Asturias, con el sector biosanitario identificado como uno de sus campos de mayor proyección y el privilegio de disfrutar de un flamante Hospital sin parangón en España, no está sabiendo crear las condiciones idóneas para atraer a doctores asentados fuera que quieran dar el salto y desarrollar aquí sus carreras. Ni tampoco ofrece alicientes para retener a muchos titulados que deciden probar fortuna en el exterior, donde se les brindan condiciones más ventajosas. Sería económicamente suicida que el Principado impulsara una sanidad que los asturianos no pudieran sostener con sus impuestos, pero también lo es tratar por igual a los médicos que rinden y a los que vegetan, o propiciar la emigración de especialistas prometedores que sólo reclaman estabilidad.

El principio de homogeneización mina a la larga la calidad del sistema. A la persona capaz hay que renovarle las oportunidades para que aporte valor, con independencia de su edad o su estatus. El planteamiento sirve tanto para el joven interino cualificado al que desplaza un compañero en un concurso de traslados con el único mérito de acumular años en el oficio como para el cirujano sexagenario en plenitud. La falacia igualitarista, según la cual todos los trabajadores son brillantes por el mero hecho de poseer un título, equivale a avanzar hacia el despeñadero.

Entre 2009 y 2015, según los recuentos sindicales, han dejado sus puestos 683 médicos sobre una nómina de 3.400, a los que se sumarán más de un centenar a lo largo de este ejercicio. La mayoría están jubilados contra su voluntad y no pocos han encontrado acomodo en clínicas privadas. Aplicando medidas drásticas de permanencia, sin anteponer lo adecuado para los pacientes, la sanidad pública consigue debilitarse, lo contrario de lo que teóricamente pretende.

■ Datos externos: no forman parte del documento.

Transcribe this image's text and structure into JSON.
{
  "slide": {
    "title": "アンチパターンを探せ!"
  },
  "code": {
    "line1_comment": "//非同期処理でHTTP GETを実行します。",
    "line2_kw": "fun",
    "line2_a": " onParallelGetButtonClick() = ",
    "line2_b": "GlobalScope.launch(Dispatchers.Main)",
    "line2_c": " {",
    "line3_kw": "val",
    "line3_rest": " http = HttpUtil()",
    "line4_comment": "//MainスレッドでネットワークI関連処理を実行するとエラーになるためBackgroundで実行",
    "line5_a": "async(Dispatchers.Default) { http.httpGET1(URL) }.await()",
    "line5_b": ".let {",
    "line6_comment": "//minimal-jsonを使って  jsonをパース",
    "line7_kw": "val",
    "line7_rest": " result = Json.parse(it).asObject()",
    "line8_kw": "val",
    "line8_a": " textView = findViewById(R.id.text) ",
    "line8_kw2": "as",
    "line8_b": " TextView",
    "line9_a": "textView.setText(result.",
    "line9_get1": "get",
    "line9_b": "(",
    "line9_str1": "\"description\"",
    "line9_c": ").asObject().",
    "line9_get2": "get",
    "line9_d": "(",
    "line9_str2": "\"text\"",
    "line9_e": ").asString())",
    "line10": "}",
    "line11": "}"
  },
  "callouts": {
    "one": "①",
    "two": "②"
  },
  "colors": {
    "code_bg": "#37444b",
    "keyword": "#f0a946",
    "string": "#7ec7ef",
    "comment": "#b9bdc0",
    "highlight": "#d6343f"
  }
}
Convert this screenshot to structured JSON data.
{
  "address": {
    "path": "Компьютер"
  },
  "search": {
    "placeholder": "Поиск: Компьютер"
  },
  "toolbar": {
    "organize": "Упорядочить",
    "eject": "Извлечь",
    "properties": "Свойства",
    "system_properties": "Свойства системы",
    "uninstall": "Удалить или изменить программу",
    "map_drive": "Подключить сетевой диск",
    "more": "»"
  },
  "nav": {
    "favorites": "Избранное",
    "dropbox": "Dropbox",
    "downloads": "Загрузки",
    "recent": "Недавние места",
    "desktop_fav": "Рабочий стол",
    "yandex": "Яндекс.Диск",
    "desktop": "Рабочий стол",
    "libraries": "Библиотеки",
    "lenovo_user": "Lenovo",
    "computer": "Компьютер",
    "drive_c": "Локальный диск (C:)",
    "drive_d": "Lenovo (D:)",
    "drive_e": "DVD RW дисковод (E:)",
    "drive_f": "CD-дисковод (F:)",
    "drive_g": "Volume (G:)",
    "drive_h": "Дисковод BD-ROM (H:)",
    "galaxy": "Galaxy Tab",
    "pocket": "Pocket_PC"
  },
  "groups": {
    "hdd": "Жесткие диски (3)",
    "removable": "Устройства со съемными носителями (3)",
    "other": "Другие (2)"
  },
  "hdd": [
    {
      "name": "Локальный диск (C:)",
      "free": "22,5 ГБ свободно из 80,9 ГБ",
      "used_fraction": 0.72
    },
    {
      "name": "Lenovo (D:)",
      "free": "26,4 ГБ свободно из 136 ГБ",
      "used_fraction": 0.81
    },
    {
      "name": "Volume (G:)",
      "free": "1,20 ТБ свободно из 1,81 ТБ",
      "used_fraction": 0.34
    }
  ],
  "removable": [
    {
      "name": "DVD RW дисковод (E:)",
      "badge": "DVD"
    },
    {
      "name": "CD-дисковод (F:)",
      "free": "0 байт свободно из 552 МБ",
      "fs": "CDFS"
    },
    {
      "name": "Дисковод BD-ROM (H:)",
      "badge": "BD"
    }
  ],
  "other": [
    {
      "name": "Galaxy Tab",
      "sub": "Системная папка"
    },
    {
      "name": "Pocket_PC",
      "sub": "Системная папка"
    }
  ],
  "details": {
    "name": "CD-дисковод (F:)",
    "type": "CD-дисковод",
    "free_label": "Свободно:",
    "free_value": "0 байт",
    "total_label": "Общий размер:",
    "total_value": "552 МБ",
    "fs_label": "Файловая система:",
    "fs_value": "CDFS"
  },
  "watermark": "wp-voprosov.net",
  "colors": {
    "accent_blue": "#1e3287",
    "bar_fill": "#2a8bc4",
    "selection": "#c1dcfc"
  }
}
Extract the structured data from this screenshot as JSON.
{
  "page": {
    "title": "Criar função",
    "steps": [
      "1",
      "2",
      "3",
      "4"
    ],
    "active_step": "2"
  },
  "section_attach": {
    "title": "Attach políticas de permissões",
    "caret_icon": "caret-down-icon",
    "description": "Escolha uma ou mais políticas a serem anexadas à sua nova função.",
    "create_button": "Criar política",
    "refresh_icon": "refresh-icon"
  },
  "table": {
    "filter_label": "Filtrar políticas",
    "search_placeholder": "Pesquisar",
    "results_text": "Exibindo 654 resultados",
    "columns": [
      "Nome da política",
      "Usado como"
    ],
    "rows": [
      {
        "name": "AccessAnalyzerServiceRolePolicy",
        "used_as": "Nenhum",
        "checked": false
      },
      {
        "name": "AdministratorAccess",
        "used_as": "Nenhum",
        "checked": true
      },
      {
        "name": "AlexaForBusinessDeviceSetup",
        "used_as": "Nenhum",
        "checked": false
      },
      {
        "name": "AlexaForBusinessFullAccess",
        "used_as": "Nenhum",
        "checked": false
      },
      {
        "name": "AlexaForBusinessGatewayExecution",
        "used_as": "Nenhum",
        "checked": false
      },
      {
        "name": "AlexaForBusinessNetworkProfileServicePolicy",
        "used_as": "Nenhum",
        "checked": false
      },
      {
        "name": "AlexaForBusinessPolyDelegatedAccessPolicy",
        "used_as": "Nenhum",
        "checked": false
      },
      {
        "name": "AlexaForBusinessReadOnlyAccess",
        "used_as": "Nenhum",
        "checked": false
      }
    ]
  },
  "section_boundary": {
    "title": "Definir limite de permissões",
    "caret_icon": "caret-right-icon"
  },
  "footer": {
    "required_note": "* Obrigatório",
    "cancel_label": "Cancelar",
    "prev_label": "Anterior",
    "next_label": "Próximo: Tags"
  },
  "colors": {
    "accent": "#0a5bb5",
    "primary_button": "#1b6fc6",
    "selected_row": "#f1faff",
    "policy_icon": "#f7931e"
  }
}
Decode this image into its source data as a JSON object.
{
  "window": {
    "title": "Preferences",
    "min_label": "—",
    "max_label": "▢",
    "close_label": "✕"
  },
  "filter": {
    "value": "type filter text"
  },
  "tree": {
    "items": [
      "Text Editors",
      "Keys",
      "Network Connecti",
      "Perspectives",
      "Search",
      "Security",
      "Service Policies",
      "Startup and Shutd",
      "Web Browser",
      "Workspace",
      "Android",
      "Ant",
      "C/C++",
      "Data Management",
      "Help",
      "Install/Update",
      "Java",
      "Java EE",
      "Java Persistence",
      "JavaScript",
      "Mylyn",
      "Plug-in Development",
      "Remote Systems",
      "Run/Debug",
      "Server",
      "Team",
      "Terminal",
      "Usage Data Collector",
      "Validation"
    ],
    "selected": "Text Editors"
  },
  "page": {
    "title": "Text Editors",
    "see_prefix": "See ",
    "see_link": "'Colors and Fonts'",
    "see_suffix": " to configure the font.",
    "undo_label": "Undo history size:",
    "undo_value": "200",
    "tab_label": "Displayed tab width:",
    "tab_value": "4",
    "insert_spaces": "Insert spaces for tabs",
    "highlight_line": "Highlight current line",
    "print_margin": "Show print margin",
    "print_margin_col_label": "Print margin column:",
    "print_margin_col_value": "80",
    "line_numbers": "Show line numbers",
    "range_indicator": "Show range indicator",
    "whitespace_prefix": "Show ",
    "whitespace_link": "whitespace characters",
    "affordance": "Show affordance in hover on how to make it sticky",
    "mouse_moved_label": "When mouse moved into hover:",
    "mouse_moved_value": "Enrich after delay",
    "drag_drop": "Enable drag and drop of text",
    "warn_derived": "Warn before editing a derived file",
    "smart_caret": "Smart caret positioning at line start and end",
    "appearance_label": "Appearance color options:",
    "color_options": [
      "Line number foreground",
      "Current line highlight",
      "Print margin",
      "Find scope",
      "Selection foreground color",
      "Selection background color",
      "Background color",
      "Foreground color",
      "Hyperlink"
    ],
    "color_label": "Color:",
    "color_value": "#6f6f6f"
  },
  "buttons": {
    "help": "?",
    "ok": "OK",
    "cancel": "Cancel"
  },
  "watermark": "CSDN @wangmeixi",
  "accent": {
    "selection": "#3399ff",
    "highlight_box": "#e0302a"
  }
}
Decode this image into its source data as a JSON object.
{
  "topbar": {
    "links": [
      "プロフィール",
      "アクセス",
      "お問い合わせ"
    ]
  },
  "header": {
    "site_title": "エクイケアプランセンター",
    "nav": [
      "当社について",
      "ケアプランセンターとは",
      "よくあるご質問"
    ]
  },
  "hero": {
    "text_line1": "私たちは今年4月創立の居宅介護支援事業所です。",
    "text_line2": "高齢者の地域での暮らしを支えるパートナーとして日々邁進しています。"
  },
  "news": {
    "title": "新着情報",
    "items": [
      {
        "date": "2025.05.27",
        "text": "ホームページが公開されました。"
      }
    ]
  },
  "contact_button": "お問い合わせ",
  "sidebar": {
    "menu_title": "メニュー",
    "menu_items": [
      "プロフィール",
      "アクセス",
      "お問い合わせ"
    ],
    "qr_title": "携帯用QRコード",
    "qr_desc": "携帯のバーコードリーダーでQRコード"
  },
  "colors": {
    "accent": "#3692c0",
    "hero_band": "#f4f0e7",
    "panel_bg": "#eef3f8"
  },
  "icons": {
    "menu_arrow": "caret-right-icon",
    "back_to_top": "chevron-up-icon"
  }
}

Renovar personal y retener talento no son principios incompatibles. Que la plantilla está envejecida -una constante demográfica en la realidad de la región- y precisa una transformación es una evidencia. No admite discusión. Hacerlo requiere voluntad política y planificación, no dejarse atropellar por los acontecimientos e improvisar de manera constante. El sistema necesita pautas para discernir, para dotarse de fórmulas que primen y motiven a quien suma, ya sea en el inicio, en el punto intermedio o en la recta final de una trayectoria laboral. Es decir, en los concursos-oposición, en el desempeño diario, en los traslados o en la hora de las jubilaciones. Neutralizar el efecto tapón a la brava, sin criterios flexibles, fuerza a prescindir de recursos válidos y descapitaliza la región. El remedio acabará resultando peor que la enfermedad. Y no sólo en la medicina.